34: Compatibilidade

4.4K 483 283
                                    

"É como uma montanha-russa de sensações estar nessa situação. Ao mesmo tempo em que estamos assustados com toda essa situação e temendo pela saúde de Cícero, tem aquela coisa na boca do estômago... Aquela ansiedade e momento de epifania que crescem a cada dia que passa para nós finalmente o conhecermos. ── Felipe."

Existem momentos na vida que você nunca está preparado para viver, mas descobre que, mesmo sem estar preparado, você vai ter que enfrentar aquele momento. Não podemos fugir para sempre de certas coisas. Ainda mais quando certas coisas podem definir quem você poderia ser ou o que você pode ser.

Podemos, por algum tempo, tentar fugir, mas é difícil escapar dos próprios pensamentos que, dia após dia, te atormentam.

No meu caso, eu não tentava fugir da situação, mas sabia que não estava preparada ─ e talvez nunca estaria ─ para conhecer Cícero. Até alguns dias atrás, Cícero seria apenas um desconhecido, uma criança que eu posso ter visto em alguma praça ou parque; agora, Cícero era o nome do meu irmão, um irmão que nunca conheci e apenas fiquei sabendo da existência porque... Porque ele precisa de nós.

Cícero era apenas uma vítima nessa confusão toda que Guilherme sempre conseguia enfiar os filhos, de alguma maneira.

Ele não tinha culpa do pai não querer que ele soubesse que ele possuía quatro irmãos mais velhos que moravam na mesma cidade. Ele também não tinha culpa de ter Guilherme como pai. E, muito menos, tinha culpa de estar doente. Ele só era uma criança inocente que foi enfiada no meio desse furacão; do nosso furacão.

A prioridade era entender tudo que estava acontecendo com Cícero e tentar afastar Guilherme dos nossos pensamentos.

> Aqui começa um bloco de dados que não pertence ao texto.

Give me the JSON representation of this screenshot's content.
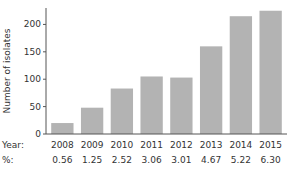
{
  "chart_data": {
    "type": "bar",
    "categories": [
      "2008",
      "2009",
      "2010",
      "2011",
      "2012",
      "2013",
      "2014",
      "2015"
    ],
    "values": [
      20,
      48,
      83,
      105,
      103,
      160,
      215,
      225
    ],
    "percentages": [
      "0.56",
      "1.25",
      "2.52",
      "3.06",
      "3.01",
      "4.67",
      "5.22",
      "6.30"
    ],
    "color": "#b3b3b3",
    "ylabel": "Number of isolates",
    "xlabel": "Year:",
    "percentages_label": "%:",
    "ylim": [
      0,
      230
    ],
    "yticks": [
      0,
      50,
      100,
      150,
      200
    ],
    "grid": false
  }
}
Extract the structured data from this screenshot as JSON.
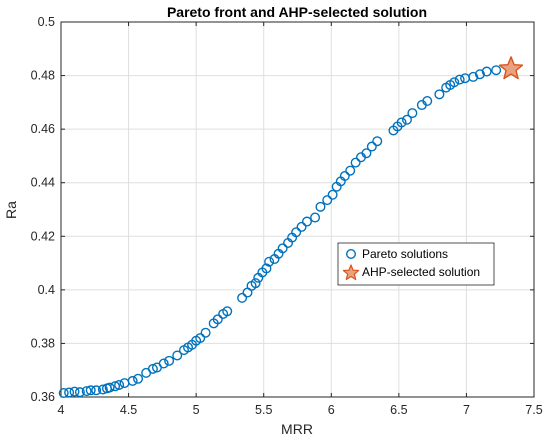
{
  "chart_data": {
    "type": "scatter",
    "title": "Pareto front and AHP-selected solution",
    "xlabel": "MRR",
    "ylabel": "Ra",
    "xlim": [
      4,
      7.5
    ],
    "ylim": [
      0.36,
      0.5
    ],
    "xticks": [
      "4",
      "4.5",
      "5",
      "5.5",
      "6",
      "6.5",
      "7",
      "7.5"
    ],
    "yticks": [
      "0.36",
      "0.38",
      "0.4",
      "0.42",
      "0.44",
      "0.46",
      "0.48",
      "0.5"
    ],
    "grid": true,
    "legend_position": "center-right",
    "series": [
      {
        "name": "Pareto solutions",
        "marker": "circle",
        "color": "#0072BD",
        "points": [
          [
            4.02,
            0.3615
          ],
          [
            4.06,
            0.3617
          ],
          [
            4.1,
            0.362
          ],
          [
            4.14,
            0.3618
          ],
          [
            4.19,
            0.3622
          ],
          [
            4.22,
            0.3625
          ],
          [
            4.26,
            0.3625
          ],
          [
            4.31,
            0.3628
          ],
          [
            4.34,
            0.3632
          ],
          [
            4.36,
            0.3635
          ],
          [
            4.4,
            0.364
          ],
          [
            4.43,
            0.3645
          ],
          [
            4.47,
            0.3652
          ],
          [
            4.53,
            0.366
          ],
          [
            4.57,
            0.3668
          ],
          [
            4.63,
            0.369
          ],
          [
            4.68,
            0.3705
          ],
          [
            4.71,
            0.371
          ],
          [
            4.76,
            0.3725
          ],
          [
            4.8,
            0.3735
          ],
          [
            4.86,
            0.3755
          ],
          [
            4.91,
            0.3775
          ],
          [
            4.94,
            0.3785
          ],
          [
            4.97,
            0.3795
          ],
          [
            5.0,
            0.381
          ],
          [
            5.03,
            0.382
          ],
          [
            5.07,
            0.384
          ],
          [
            5.13,
            0.3875
          ],
          [
            5.16,
            0.389
          ],
          [
            5.2,
            0.391
          ],
          [
            5.23,
            0.392
          ],
          [
            5.34,
            0.397
          ],
          [
            5.38,
            0.399
          ],
          [
            5.41,
            0.4015
          ],
          [
            5.44,
            0.4025
          ],
          [
            5.46,
            0.4045
          ],
          [
            5.49,
            0.4065
          ],
          [
            5.52,
            0.408
          ],
          [
            5.54,
            0.4105
          ],
          [
            5.58,
            0.4115
          ],
          [
            5.61,
            0.4135
          ],
          [
            5.64,
            0.4155
          ],
          [
            5.68,
            0.4175
          ],
          [
            5.71,
            0.4195
          ],
          [
            5.74,
            0.4215
          ],
          [
            5.78,
            0.4235
          ],
          [
            5.82,
            0.4255
          ],
          [
            5.88,
            0.427
          ],
          [
            5.92,
            0.431
          ],
          [
            5.97,
            0.4335
          ],
          [
            6.01,
            0.4355
          ],
          [
            6.04,
            0.4385
          ],
          [
            6.07,
            0.4405
          ],
          [
            6.1,
            0.4425
          ],
          [
            6.14,
            0.4445
          ],
          [
            6.18,
            0.4475
          ],
          [
            6.22,
            0.4495
          ],
          [
            6.26,
            0.451
          ],
          [
            6.3,
            0.4535
          ],
          [
            6.34,
            0.4555
          ],
          [
            6.46,
            0.4595
          ],
          [
            6.49,
            0.461
          ],
          [
            6.52,
            0.4625
          ],
          [
            6.56,
            0.4635
          ],
          [
            6.6,
            0.466
          ],
          [
            6.67,
            0.469
          ],
          [
            6.71,
            0.4705
          ],
          [
            6.8,
            0.473
          ],
          [
            6.85,
            0.4755
          ],
          [
            6.88,
            0.4765
          ],
          [
            6.91,
            0.4775
          ],
          [
            6.95,
            0.4785
          ],
          [
            6.99,
            0.479
          ],
          [
            7.05,
            0.4795
          ],
          [
            7.1,
            0.4805
          ],
          [
            7.15,
            0.4815
          ],
          [
            7.22,
            0.482
          ]
        ]
      },
      {
        "name": "AHP-selected solution",
        "marker": "star",
        "color": "#D95319",
        "points": [
          [
            7.33,
            0.4825
          ]
        ]
      }
    ]
  }
}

Minha mãe demorou algum tempo até que conseguiu contatar Guilherme. Eles tiveram dois encontros ─ dos quais não sei absolutamente nada ─ até que minha mãe fosse apresentada a Cícero e ao seu estado de saúde. Foi melhor dessa maneira, acredito. Ela ter sido a primeira de nós a ter conhecido e tido algum tipo de contato com ele, no caso. Ela era médica, uma profissional exímia... Ela com certeza iria ajudar em um primeiro momento melhor do que qualquer um de nós.

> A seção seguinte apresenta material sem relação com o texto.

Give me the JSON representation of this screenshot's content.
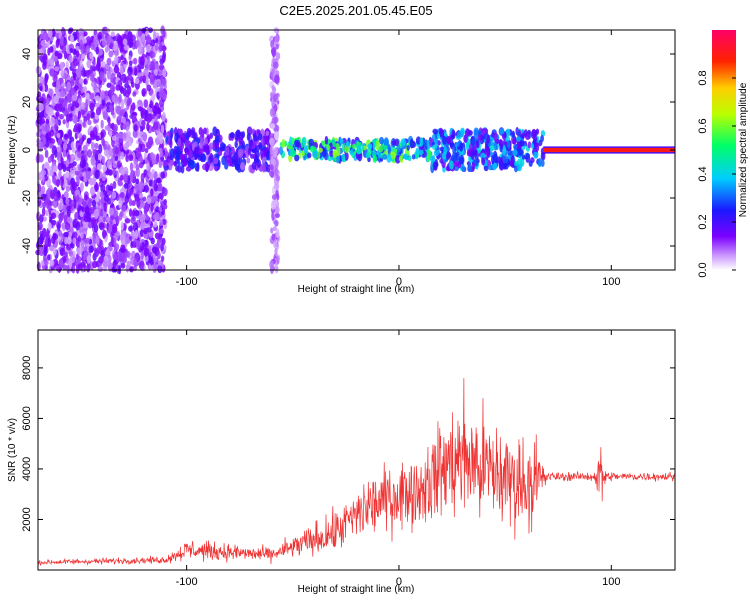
{
  "page_title": "C2E5.2025.201.05.45.E05",
  "chart_data": [
    {
      "type": "heatmap",
      "title": "C2E5.2025.201.05.45.E05",
      "xlabel": "Height of straight line (km)",
      "ylabel": "Frequency (Hz)",
      "xlim": [
        -170,
        130
      ],
      "ylim": [
        -50,
        50
      ],
      "x_ticks": [
        -100,
        0,
        100
      ],
      "x_tick_labels": [
        "-100",
        "0",
        "100"
      ],
      "y_ticks": [
        -40,
        -20,
        0,
        20,
        40
      ],
      "y_tick_labels": [
        "-40",
        "-20",
        "0",
        "20",
        "40"
      ],
      "colorbar": {
        "label": "Normalized spectral amplitude",
        "range": [
          0,
          1
        ],
        "ticks": [
          0.0,
          0.2,
          0.4,
          0.6,
          0.8
        ],
        "tick_labels": [
          "0.0",
          "0.2",
          "0.4",
          "0.6",
          "0.8"
        ],
        "colormap": "rainbow (white-violet-blue-cyan-green-yellow-red-magenta)"
      },
      "regions": [
        {
          "x_range": [
            -170,
            -110
          ],
          "freq_spread": [
            -50,
            50
          ],
          "amplitude": 0.12,
          "note": "broadband noise"
        },
        {
          "x_range": [
            -110,
            -60
          ],
          "freq_spread": [
            -8,
            8
          ],
          "amplitude": 0.2
        },
        {
          "x_range": [
            -60,
            -57
          ],
          "freq_spread": [
            -50,
            50
          ],
          "amplitude": 0.08
        },
        {
          "x_range": [
            -57,
            15
          ],
          "freq_spread": [
            -4,
            4
          ],
          "amplitude": 0.45
        },
        {
          "x_range": [
            15,
            68
          ],
          "freq_spread": [
            -8,
            8
          ],
          "amplitude": 0.3
        },
        {
          "x_range": [
            68,
            130
          ],
          "freq_spread": [
            -1.5,
            1.5
          ],
          "amplitude": 0.9,
          "note": "narrow line near 0 Hz"
        }
      ]
    },
    {
      "type": "line",
      "xlabel": "Height of straight line (km)",
      "ylabel": "SNR (10 * v/v)",
      "xlim": [
        -170,
        130
      ],
      "ylim": [
        0,
        9500
      ],
      "x_ticks": [
        -100,
        0,
        100
      ],
      "x_tick_labels": [
        "-100",
        "0",
        "100"
      ],
      "y_ticks": [
        2000,
        4000,
        6000,
        8000
      ],
      "y_tick_labels": [
        "2000",
        "4000",
        "6000",
        "8000"
      ],
      "grid": false,
      "series": [
        {
          "color": "#ee3333",
          "envelope": [
            {
              "x": -170,
              "mean": 300,
              "spread": 150
            },
            {
              "x": -110,
              "mean": 400,
              "spread": 200
            },
            {
              "x": -100,
              "mean": 800,
              "spread": 600
            },
            {
              "x": -60,
              "mean": 600,
              "spread": 400
            },
            {
              "x": -50,
              "mean": 900,
              "spread": 700
            },
            {
              "x": -30,
              "mean": 1500,
              "spread": 1200
            },
            {
              "x": -15,
              "mean": 2500,
              "spread": 1800
            },
            {
              "x": 0,
              "mean": 3000,
              "spread": 2000
            },
            {
              "x": 10,
              "mean": 3200,
              "spread": 2000
            },
            {
              "x": 20,
              "mean": 4000,
              "spread": 3000
            },
            {
              "x": 30,
              "mean": 4500,
              "spread": 3500
            },
            {
              "x": 40,
              "mean": 4000,
              "spread": 3500
            },
            {
              "x": 55,
              "mean": 3500,
              "spread": 2800
            },
            {
              "x": 65,
              "mean": 3500,
              "spread": 2500
            },
            {
              "x": 70,
              "mean": 3700,
              "spread": 250
            },
            {
              "x": 92,
              "mean": 3700,
              "spread": 250
            },
            {
              "x": 95,
              "mean": 3700,
              "spread": 2200
            },
            {
              "x": 98,
              "mean": 3700,
              "spread": 250
            },
            {
              "x": 130,
              "mean": 3700,
              "spread": 250
            }
          ]
        }
      ]
    }
  ]
}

Guilherme marcou um último encontro com a minha mãe antes do momento acontecer.

E, desse terceiro e último encontro, nós sabemos o que aconteceu.

Guilherme pediu perdão para a minha mãe. Pediu perdão, na verdade, para todos nós.

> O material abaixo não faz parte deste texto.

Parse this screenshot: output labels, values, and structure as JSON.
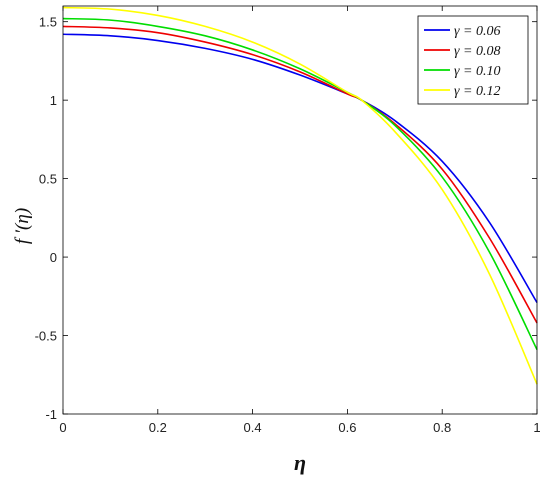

Disse que sentia muito por ter sido daquela maneira com a gente, mas que voltar no tempo e consertar seus erros não era possível. E ele implorou para nós não virarmos as costas para Cícero por um erro que ele havia feito conosco no passado. Ele realmente acreditava que algum de nós fosse ser capaz de ser tão covarde e monstruoso como ele era.

Ele nos conhecia tão bem que realmente achou que poderíamos virar as costas para o nosso irmão em uma situação como essa. Talvez Guilherme achasse que, por nós termos um pouco dele, possamos ser da mesma maneira. O que Guilherme não sabe é que nós não somos eles. E nem nunca seremos.

Não ajudar Cícero nunca foi uma opção.

Desde o primeiro momento que descobrimos sobre ele e sobre tudo que ele estava passando, Cícero se tornou nosso assunto prioritário dentro de casa. Nenhum de nós pensou em virar as costas para ele.

Mal sabia Guilherme que conhecer Cícero e ajudar Cícero era tudo que nós queríamos.

Era o momento que nós mais aguardávamos nesse final de ano.

[...]

E então o momento chegou.

No meio de uma semana que havia sido recheada de altos e baixos, nervos a flor da pele e um pedido de namoro nenhum pouco esperado. No meio dessa confusão toda, Rafael encontrou uma maneira de me pedir em namoro, me preenchendo assim, de amor e alegria. Havia sido um dia maravilhoso, mas ele antecedia o dia em que conheceríamos Cícero. E eu estava nervosa ao mesmo tempo que estava feliz e emocionada e carregando mais uma pequena porção de emoções dentro de mim.